The problem turned out to be a misconnected tank harness. I couldn't see this until I drilled out the rivets holding in the flange that accepts the trunk bulkhead screws. With the flange out of the way, it's possible to peer in and see the connections from the tank harness to the tank.

Since I have the SW gauge, only the white and black (resistance signal) wires are needed, and the pink (+12V) wire is not used. On my car, the black wire in the tank harness was correctly connected to tank ground. But the white wire was cut off at the sender end, and the *pink* wire was connected to the sender output.

When connected to the chassis harness, this means that the sender output was connected to +12V, the sender chassis was grounded, and the white wire - where the SW gauge expects its signal - was open.

The correct way to fix this would be to pull the tank, disconnect the pink wire from the sender, and attach the white wire. The *easy* way is to move the white wire in the chassis connector into the pink position. This connects the white chassis wire to the sender output via the pink sender harness wire, and everything works.

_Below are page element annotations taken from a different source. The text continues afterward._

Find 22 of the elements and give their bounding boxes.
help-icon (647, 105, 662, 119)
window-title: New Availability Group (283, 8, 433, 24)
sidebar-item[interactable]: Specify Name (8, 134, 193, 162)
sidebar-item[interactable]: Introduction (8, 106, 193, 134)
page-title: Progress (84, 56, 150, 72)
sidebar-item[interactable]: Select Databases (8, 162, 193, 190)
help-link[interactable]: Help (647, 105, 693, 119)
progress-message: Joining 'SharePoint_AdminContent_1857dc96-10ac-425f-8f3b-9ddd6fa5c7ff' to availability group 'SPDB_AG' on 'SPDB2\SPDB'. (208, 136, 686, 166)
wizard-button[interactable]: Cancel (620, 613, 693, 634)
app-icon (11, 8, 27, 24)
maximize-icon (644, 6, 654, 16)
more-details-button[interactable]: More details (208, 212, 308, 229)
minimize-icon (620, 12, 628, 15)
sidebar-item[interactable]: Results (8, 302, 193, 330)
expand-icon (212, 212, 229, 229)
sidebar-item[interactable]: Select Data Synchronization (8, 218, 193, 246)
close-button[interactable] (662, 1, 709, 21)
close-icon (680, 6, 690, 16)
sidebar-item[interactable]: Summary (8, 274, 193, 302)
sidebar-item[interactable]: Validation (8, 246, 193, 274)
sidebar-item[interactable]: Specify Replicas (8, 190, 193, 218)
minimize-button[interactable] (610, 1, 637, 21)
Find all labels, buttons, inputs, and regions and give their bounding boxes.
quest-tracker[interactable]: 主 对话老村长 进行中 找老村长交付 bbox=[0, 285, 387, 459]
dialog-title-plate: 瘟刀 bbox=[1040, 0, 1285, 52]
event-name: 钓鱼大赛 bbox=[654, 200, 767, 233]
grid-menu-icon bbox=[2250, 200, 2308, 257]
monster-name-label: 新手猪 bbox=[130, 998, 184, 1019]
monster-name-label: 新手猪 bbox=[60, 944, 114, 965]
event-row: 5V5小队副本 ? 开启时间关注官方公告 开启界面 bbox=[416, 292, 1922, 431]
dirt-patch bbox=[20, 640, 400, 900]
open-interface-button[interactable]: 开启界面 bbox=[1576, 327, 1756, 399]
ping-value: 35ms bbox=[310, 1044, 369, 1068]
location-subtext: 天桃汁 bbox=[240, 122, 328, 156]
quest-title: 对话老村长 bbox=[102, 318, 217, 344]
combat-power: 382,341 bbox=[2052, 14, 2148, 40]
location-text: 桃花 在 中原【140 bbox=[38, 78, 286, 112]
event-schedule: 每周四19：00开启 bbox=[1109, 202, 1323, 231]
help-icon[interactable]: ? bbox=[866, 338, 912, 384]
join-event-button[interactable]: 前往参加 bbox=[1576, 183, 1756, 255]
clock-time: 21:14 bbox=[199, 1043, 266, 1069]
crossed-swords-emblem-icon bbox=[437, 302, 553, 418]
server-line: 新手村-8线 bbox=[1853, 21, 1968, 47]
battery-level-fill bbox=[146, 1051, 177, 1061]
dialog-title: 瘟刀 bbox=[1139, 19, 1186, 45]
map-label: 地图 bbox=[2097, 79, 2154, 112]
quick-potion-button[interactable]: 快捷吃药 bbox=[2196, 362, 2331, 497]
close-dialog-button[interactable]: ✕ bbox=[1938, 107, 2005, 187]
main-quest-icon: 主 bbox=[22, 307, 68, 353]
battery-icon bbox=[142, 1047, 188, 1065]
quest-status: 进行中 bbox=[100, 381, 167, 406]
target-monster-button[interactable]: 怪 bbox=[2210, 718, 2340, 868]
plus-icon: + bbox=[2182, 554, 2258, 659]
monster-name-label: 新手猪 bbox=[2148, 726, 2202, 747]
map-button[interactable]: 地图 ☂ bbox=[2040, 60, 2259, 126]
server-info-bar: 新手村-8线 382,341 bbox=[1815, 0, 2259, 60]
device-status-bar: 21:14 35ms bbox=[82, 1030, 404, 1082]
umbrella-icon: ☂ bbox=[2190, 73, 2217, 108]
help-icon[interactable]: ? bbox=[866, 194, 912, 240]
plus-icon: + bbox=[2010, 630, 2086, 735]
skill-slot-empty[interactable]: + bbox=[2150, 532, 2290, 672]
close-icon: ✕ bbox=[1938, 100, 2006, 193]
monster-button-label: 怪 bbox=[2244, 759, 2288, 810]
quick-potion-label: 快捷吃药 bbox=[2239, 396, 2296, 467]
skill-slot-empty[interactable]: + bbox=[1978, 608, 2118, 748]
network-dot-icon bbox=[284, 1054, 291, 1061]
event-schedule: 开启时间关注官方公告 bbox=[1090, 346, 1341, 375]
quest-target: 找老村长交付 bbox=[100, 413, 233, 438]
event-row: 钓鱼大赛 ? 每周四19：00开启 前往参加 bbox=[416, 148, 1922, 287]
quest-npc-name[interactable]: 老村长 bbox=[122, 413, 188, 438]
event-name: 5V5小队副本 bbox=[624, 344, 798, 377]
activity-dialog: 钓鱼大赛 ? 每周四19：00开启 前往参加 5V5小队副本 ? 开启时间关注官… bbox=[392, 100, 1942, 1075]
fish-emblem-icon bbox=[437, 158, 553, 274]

I also moved the pink chassis wire into the unused position on the connector - I didn't want to swap it into the white spot because the sender end of the white wire is simply cut off, and I don't have access to insulate it properly. Putting pink into an unused position ensures there aren't any shorts/sparks next to my gas tank when the pink wire is powered with +12V.

If I ever take the tank out I'll swap everything around so the colors make sense.